Daily Star

Even zombies need a little argh ’n argh

- Dawn Twitter: @DawnNeesom NEESOM dawnneesom@dailystar.co.uk

WE’RE all going on a summer holiday...

Think it was Cliff Richard who sang that. It could equally be Boris Johnson or Keir Starmer. Or even the Taliban.

Because not only have us mere mortals had to endure torture by selfie of various celebritie­s frolicking on their private yachts, this year it’s political leaders too.

Though obviously using the term “leaders” loosely here.

Despite only having a couple of weeks before he can sit on a sun lounger for the rest of his life the Prime Minister has been doing spas in Slovenia and oozing in Greece.
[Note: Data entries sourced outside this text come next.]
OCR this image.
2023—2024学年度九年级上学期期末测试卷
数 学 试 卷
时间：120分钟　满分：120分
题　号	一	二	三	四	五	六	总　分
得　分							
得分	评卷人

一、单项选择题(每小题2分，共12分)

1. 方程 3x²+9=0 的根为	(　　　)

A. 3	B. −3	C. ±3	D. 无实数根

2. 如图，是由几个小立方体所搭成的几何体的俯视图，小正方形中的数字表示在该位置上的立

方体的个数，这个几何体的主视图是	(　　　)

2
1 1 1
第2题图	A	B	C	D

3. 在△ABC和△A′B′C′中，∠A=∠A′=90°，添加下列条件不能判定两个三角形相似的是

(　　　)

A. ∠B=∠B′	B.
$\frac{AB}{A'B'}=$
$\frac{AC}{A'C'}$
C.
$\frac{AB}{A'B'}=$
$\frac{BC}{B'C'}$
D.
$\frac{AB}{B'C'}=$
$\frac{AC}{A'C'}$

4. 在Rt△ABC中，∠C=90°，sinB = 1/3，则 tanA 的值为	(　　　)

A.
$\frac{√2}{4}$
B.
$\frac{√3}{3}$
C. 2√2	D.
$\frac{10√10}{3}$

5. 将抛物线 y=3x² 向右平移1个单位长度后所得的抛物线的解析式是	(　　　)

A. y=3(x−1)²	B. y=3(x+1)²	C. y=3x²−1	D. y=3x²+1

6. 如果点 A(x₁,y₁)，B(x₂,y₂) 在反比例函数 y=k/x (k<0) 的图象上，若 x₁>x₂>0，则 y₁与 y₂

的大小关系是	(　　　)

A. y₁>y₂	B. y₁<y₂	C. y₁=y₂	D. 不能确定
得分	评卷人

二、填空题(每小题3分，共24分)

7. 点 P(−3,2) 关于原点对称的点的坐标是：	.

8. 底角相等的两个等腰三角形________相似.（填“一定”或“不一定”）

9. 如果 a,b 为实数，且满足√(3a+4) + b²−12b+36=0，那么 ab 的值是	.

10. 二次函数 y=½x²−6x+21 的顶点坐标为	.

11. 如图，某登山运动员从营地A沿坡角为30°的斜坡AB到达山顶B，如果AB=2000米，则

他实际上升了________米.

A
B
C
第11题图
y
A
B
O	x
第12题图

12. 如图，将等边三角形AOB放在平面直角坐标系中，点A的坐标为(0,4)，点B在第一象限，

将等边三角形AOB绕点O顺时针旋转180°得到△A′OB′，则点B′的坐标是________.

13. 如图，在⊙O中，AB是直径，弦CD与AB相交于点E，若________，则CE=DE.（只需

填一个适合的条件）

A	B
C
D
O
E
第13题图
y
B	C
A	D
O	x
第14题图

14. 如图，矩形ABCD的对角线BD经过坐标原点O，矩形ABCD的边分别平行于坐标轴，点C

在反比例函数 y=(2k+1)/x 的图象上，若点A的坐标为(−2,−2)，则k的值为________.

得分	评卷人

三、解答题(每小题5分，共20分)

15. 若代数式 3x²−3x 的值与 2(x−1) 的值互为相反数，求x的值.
Sorry, that should be Ouzo. Though easy mistake to make given the thought of Boris in budgie smugglers.

Meanwhile head of our absolutely-no-opposition-what-soever was having a hissy fit about no-one being in charge of our “zombie Parliament”.

“Why isn’t Boris Johnson in his office sorting out the cost-of-living crisis”

Sir Keir Starmer raged. Oops sorry, my mistake. Keir was actually red in the face because he was doing his raging live from a luxury villa in Majorca and was a tad sunburnt.

Bless. Wonder if had a side order of hypocrisy with his paella and chips?

Not just our “leaders” though is it? Who can forget the sight of Canada’s mask, lockdown and eco-zealot Justin Trudeau starting his holibobs? You know where he’s bouncing down the steps of his planet-destroying private jet totally mask-free? Still, sure he’ll plant a few nice trees to offset his carbon footprint…

Talking of trees there’s an awful lot of them on fire in France as heat wave induced infernos torch the country. Not that President Macron can see this, him currently being on a jet ski in the Mediterran­ean. His explanatio­n to the fuming French public though is that he’s on a “summer study break” rather than an actual “holiday”. Mais, oui or taking the oui?

In America, President Joe Biden is on holiday in south Carolina. Whether he actually realises it or not is another matter entirely.

Slightly worryingly the one world leader not currently enjoying a holibob is Vladimir Putin. In Russia it’s business as usual. Though to be fair, why would you travel to another country when you can simply just invade it?

Which brings us neatly back to the Taliban. Remember them? The new improved “woke” version who took over power in Afghanista­n a year ago .

Well they’ve taken time off banning girls from going to school and beating women who don’t cover themselves in hideous shrouds to have some “fun”.

Cheerful smiles, sunhats, vests, flip flops and, er, assault rifles.

Still, who doesn’t go on holiday to admire a nice pair of bazookas on the beach?